但他为何要弑君?
他不是父皇最器重的人吗?
许多次,都能见许都督与虞家那女人一同出现。
莫非……
“太子殿下!”
史官接到皇帝密旨匆匆前来,望见里面突然发出一声破音的惊叫,“您、您怎么能……”
“不是本宫!”
太子猛然转身,惊恐将手上的剑扔掉,可这做法倒更像是欲盖弥彰。
“本宫进来时父皇已……”
话到半途却哽住,他方才已看见自己的佩剑沾着新鲜血渍,而殿中除了他再无旁人。
华太师眉头紧皱,是传信那人故意想让他看到如此场景,再把弑君之罪嫁祸太子?
但这陈启通乾国来往的书信,也是那人给的,莫非……
华太师长叹一声,将这通敌往来密信交给了太子,“殿下莫慌,镇北侯入京打的是清君侧名义,而陈启作为将军,却将我大凛机密透露给那日的使者慕容越,此刻将弑君之罪推到他头上,也是给天下人一个交代。”

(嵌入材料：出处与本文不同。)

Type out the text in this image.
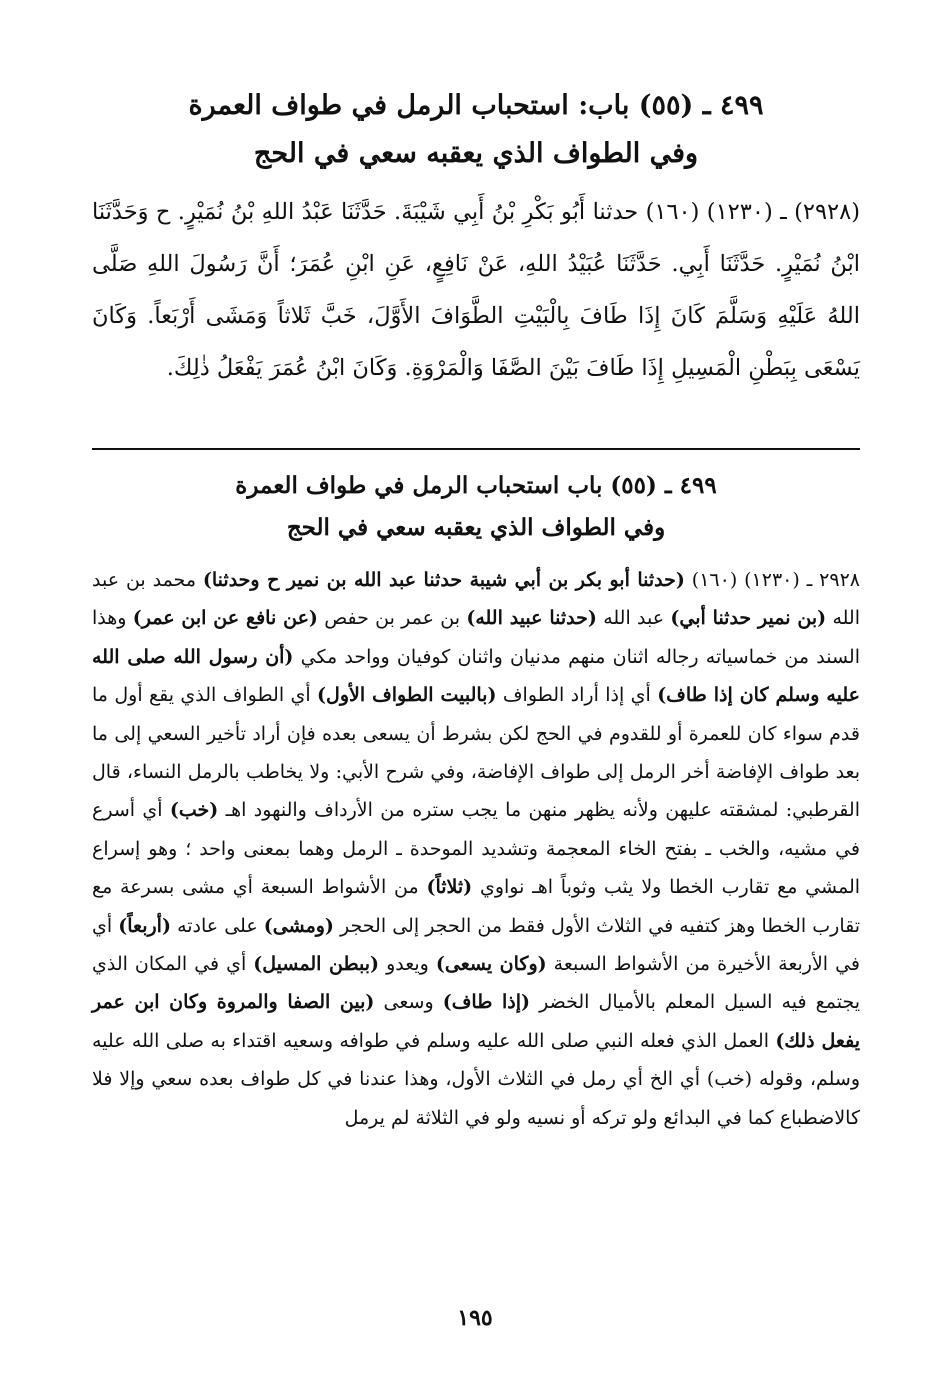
٤٩٩ ـ (٥٥) باب: استحباب الرمل في طواف العمرة
وفي الطواف الذي يعقبه سعي في الحج

(٢٩٢٨) ـ (١٢٣٠) (١٦٠) حدثنا أَبُو بَكْرِ بْنُ أَبِي شَيْبَةَ. حَدَّثَنَا عَبْدُ اللهِ بْنُ نُمَيْرٍ. ح وَحَدَّثَنَا ابْنُ نُمَيْرٍ. حَدَّثَنَا أَبِي. حَدَّثَنَا عُبَيْدُ اللهِ، عَنْ نَافِعٍ، عَنِ ابْنِ عُمَرَ؛ أَنَّ رَسُولَ اللهِ صَلَّى اللهُ عَلَيْهِ وَسَلَّمَ كَانَ إِذَا طَافَ بِالْبَيْتِ الطَّوَافَ الأَوَّلَ، خَبَّ ثَلاثاً وَمَشَى أَرْبَعاً. وَكَانَ يَسْعَى بِبَطْنِ الْمَسِيلِ إِذَا طَافَ بَيْنَ الصَّفَا وَالْمَرْوَةِ. وَكَانَ ابْنُ عُمَرَ يَفْعَلُ ذٰلِكَ.

٤٩٩ ـ (٥٥) باب استحباب الرمل في طواف العمرة
وفي الطواف الذي يعقبه سعي في الحج

٢٩٢٨ ـ (١٢٣٠) (١٦٠) (حدثنا أبو بكر بن أبي شيبة حدثنا عبد الله بن نمير ح وحدثنا) محمد بن عبد الله (بن نمير حدثنا أبي) عبد الله (حدثنا عبيد الله) بن عمر بن حفص (عن نافع عن ابن عمر) وهذا السند من خماسياته رجاله اثنان منهم مدنيان واثنان كوفيان وواحد مكي (أن رسول الله صلى الله عليه وسلم كان إذا طاف) أي إذا أراد الطواف (بالبيت الطواف الأول) أي الطواف الذي يقع أول ما قدم سواء كان للعمرة أو للقدوم في الحج لكن بشرط أن يسعى بعده فإن أراد تأخير السعي إلى ما بعد طواف الإفاضة أخر الرمل إلى طواف الإفاضة، وفي شرح الأبي: ولا يخاطب بالرمل النساء، قال القرطبي: لمشقته عليهن ولأنه يظهر منهن ما يجب ستره من الأرداف والنهود اهـ (خب) أي أسرع في مشيه، والخب ـ بفتح الخاء المعجمة وتشديد الموحدة ـ الرمل وهما بمعنى واحد ؛ وهو إسراع المشي مع تقارب الخطا ولا يثب وثوباً اهـ نواوي (ثلاثاً) من الأشواط السبعة أي مشى بسرعة مع تقارب الخطا وهز كتفيه في الثلاث الأول فقط من الحجر إلى الحجر (ومشى) على عادته (أربعاً) أي في الأربعة الأخيرة من الأشواط السبعة (وكان يسعى) ويعدو (ببطن المسيل) أي في المكان الذي يجتمع فيه السيل المعلم بالأميال الخضر (إذا طاف) وسعى (بين الصفا والمروة وكان ابن عمر يفعل ذلك) العمل الذي فعله النبي صلى الله عليه وسلم في طوافه وسعيه اقتداء به صلى الله عليه وسلم، وقوله (خب) أي الخ أي رمل في الثلاث الأول، وهذا عندنا في كل طواف بعده سعي وإلا فلا كالاضطباع كما في البدائع ولو تركه أو نسيه ولو في الثلاثة لم يرمل

١٩٥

那人看似想给他一个选择,实则根本没得选,为了太子声名,也得将此事嫁祸于陈启身上,而真正弑君之人,却也功成身退。
太子猛然惊醒,他只身一人进殿,根本没人与他作证,他才不想背上莫须有的罪名!
只有如此了。
镇北侯清君侧的名号,正好能掩盖今日的血案。
太子大步走向史官,眼中全是威胁,“刘大人,本宫记得你的嫡子在吏部任职,今日之事,该怎么写,不用本宫教你吧?”
笔掉在地上,史官良心挣扎了良久,这才下跪道“臣、臣定当如实记载……陈启谋反,太子殿下力战护驾,不幸让逆贼弑君!”
“国不可一日无君,太子殿下,明日准备登基事宜吧。”华太师摇摇头。
此话一出,太子眼中全是激动,完全将父皇被刺杀一事抛诸脑后。
却又刻意拿腔作调:“陈启妄图弑君篡位,着即打入昭狱,诛九族,候旨发落。”
许府南苑。
夜风的清凉灌进厢房,让虞凌云紧皱的眉头慢慢舒展。
她又一次坠入那个血色梦境。
京城依旧是尸山血海。
台阶顶上的男人依旧手持血剑,周身肃杀,只是这次看得更清些。
她能看到这人眉眼间的夹杂着一丝悲伤。